Member of the Senate
- In office 1920–1925
- Constituency: Mladá Boleslav

Personal details
- Born: Anna Nickel 22 December 1866 Jílové, Bohemia, Austrian Empire
- Died: 11 December 1957 (aged 90) Magdala, East Germany

= Anna Perthen =

Anna Perthen (22 December 1866 – 11 December 1957) was a Czechoslovak politician. In 1920 she was one of the first group of women elected to the Senate, remaining in parliament until 1925.

==Biography==
Perthen was born Anna Nickel in Jílové in Bohemia, Austrian Empire (today in the Czech Republic) in 1866. She began working in a factory in Bodenbach at the age of 12, and continued to work there until she married. She became involved with the Social Democratic Workers' Party of Austria, chairing the Imperial Women's Social Democratic Committee and becoming a member of Bodenbach municipal council.
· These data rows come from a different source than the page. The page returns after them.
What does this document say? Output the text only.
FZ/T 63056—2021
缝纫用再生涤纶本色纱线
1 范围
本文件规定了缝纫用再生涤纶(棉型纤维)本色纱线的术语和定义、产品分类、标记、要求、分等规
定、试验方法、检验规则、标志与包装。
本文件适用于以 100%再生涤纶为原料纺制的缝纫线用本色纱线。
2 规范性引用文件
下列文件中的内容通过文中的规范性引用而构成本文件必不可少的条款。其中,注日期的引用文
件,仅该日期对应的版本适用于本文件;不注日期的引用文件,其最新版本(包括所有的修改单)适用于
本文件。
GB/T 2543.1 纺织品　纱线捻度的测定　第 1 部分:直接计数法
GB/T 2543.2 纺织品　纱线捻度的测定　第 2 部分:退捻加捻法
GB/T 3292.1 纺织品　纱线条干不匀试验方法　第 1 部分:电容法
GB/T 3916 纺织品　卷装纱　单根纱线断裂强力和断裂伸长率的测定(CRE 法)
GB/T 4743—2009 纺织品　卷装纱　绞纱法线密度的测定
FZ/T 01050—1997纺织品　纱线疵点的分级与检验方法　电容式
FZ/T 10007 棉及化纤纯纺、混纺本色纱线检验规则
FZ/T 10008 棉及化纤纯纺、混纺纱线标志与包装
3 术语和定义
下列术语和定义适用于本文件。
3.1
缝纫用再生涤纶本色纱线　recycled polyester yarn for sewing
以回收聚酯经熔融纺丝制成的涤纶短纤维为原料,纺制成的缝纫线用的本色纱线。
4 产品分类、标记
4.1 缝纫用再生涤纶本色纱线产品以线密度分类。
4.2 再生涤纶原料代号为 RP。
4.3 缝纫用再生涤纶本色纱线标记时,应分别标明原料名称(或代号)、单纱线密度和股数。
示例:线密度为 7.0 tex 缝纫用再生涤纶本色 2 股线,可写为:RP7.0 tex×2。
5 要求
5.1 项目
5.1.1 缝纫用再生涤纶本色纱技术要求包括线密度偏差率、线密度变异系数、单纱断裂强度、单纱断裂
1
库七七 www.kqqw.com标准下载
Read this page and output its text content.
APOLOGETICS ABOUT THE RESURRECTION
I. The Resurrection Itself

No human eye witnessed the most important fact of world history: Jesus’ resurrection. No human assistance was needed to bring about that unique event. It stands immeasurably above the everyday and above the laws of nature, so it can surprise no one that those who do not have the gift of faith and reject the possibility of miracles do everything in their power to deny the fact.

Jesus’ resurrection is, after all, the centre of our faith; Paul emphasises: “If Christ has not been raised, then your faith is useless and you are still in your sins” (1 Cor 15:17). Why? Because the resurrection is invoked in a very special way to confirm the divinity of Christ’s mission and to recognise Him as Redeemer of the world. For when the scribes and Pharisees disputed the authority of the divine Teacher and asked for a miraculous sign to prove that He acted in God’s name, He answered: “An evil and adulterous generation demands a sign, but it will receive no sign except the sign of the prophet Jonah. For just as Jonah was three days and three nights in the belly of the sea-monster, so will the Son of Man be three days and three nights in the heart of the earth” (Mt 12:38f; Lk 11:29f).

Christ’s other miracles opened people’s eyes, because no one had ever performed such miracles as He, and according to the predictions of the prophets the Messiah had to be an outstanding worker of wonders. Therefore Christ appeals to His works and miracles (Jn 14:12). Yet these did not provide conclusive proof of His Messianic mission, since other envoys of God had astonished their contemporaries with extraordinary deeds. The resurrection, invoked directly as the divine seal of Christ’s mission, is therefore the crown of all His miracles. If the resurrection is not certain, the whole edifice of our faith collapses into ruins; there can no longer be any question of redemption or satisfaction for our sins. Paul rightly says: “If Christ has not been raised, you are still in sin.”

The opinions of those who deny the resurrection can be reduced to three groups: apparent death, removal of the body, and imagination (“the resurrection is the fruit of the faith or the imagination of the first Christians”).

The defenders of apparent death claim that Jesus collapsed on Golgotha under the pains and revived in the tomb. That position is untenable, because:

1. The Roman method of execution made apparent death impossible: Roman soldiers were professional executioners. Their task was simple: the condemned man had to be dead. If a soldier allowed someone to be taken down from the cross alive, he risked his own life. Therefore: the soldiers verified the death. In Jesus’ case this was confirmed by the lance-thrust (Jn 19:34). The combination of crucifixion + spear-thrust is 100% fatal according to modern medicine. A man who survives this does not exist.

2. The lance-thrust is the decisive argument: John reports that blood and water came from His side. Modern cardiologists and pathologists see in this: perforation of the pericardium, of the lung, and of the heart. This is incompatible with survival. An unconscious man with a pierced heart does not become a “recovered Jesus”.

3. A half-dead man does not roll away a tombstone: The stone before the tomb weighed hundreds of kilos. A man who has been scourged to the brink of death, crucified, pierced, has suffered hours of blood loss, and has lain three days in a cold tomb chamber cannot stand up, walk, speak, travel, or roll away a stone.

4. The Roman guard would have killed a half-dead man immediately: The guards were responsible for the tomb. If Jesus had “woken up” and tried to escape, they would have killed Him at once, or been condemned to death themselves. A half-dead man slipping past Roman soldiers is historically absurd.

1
Following the independence of Czechoslovakia at the end of World War I, Perthen became a member of the German Social Democratic Workers' Party (DSAP) and chair of its women's committee. She was a DSAP candidate for the Senate in the 1920 parliamentary elections, and was one of sixteen women elected to parliament. She remained in parliament until 1925. After World War II she was deported to Germany, where she settled in the Soviet occupation zone, later East Germany. She died in Magdala in 1957.